Recently, when the Project Censored team appeared at Moe’s Books in Berkeley CA, this columnist suggested the L. A. assessor story to them. They replied that if the World’s Laziest Journalist wanted to write the story up and submit it to them, they would look at it.
To get the necessary details we would have to go down to L. A. and revive our police beat reporting skills (which have been dormant for many moons). We are not about to subsidize a fact finding trip and work on that story on a speculation basis.
If we are able to successfully pursue a whimsical quest for a press credential for covering the Oscar™ Awards Ceremony that will be held early next year, we might rationalize the possibility of turning such a jaunt into a twofer. We could grant our self a cash grant that would cover the costs of staying an extra two days (week?) to poke around and see if we can get the details about the assessor’s arrest and incarceration, and any future court appearances or trial.
The fact that no one will do the story if we don’t front the costs of doing the fact checking should be enough evidence to validate our contention that the Free Press in the United States is now just a mainstream media mirage.

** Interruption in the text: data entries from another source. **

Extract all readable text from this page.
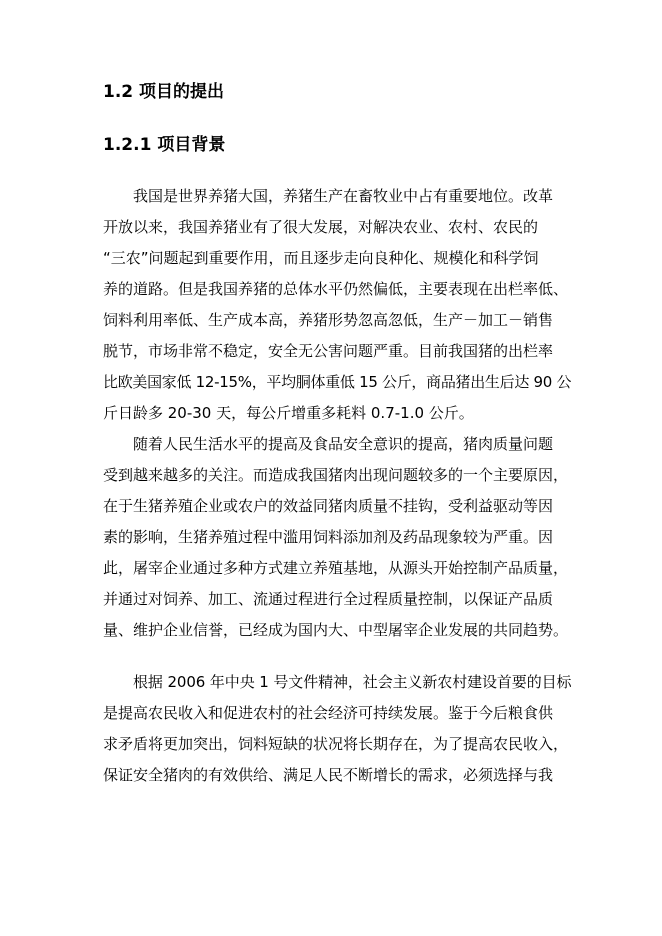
1.2 项目的提出
1.2.1 项目背景

我国是世界养猪大国，养猪生产在畜牧业中占有重要地位。改革
开放以来，我国养猪业有了很大发展，对解决农业、农村、农民的
“三农”问题起到重要作用，而且逐步走向良种化、规模化和科学饲
养的道路。但是我国养猪的总体水平仍然偏低，主要表现在出栏率低、
饲料利用率低、生产成本高，养猪形势忽高忽低，生产－加工－销售
脱节，市场非常不稳定，安全无公害问题严重。目前我国猪的出栏率
比欧美国家低 12-15%，平均胴体重低 15 公斤，商品猪出生后达 90 公
斤日龄多 20-30 天，每公斤增重多耗料 0.7-1.0 公斤。

随着人民生活水平的提高及食品安全意识的提高，猪肉质量问题
受到越来越多的关注。而造成我国猪肉出现问题较多的一个主要原因，
在于生猪养殖企业或农户的效益同猪肉质量不挂钩，受利益驱动等因
素的影响，生猪养殖过程中滥用饲料添加剂及药品现象较为严重。因
此，屠宰企业通过多种方式建立养殖基地，从源头开始控制产品质量，
并通过对饲养、加工、流通过程进行全过程质量控制，以保证产品质
量、维护企业信誉，已经成为国内大、中型屠宰企业发展的共同趋势。

根据 2006 年中央 1 号文件精神，社会主义新农村建设首要的目标
是提高农民收入和促进农村的社会经济可持续发展。鉴于今后粮食供
求矛盾将更加突出，饲料短缺的状况将长期存在，为了提高农民收入，
保证安全猪肉的有效供给、满足人民不断增长的需求，必须选择与我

While the story of the BART strike and accompanying tragedy was unfolding, we learned some history of the “fair and balanced” tradition in Journalism. We read in Volume one of Robert Heinlein’s authorized biography by William H. Patterson (on page 179) that while Upton Sinclair was running for governor of California in 1936, the Los Angeles Times’ political editor Kyle Palmer, in response to a question from a New York Times reporter, had said: “We don’t go in for that kind of crap you have in New York of being obliged to print both sides.”
Rather than putting in the effort to write a column that will get a low amount of hits because it sounds like a goddamn term paper, the World’s Laziest Journalist would much rather be doing the research for a trend spotting story about the pizza at the Golden Boy in San Francisco’s North Beach area or doing an innocuous bit of rumor mongering by saying that we are trying to verify some facts surrounding the possibility that a new album of protest songs by a reunited famous rock band. Apparently, after getting some legal advice, it will be titled “The Byrds get Angry” rather than “Angry Byrds.”
This column was posted early so that some maintenance work can be done later in the week.
[Note from the photo editor: This column mentions the fact that the World’s Laziest Journalist would rather be combing San Francisco for feature shots (such as the one of a mural on the Ameba Records store) rather than taking grizzly accident photos.]
In his campaign to become the California governor, Upton Sinclair said (ibid page 182): “The issue of this campaign is: can they fool you with their lies, and get you to vote in their interest instead of your own?”
Now, the disk jockey will play us out with: “Turn! Turn! Turn! (to everything there is a season),” “Eight Miles High,” and “So you want to be a Rock’n’Roll star.” We have to go compose a letter to the Press Relations dept. at the Academy of Motion Pictures Arts and Science and find a copy of the seventy-five year old Orson Wells’ “War of the Worlds” broadcast. Have a “ . . . and the winner is . . .” type week.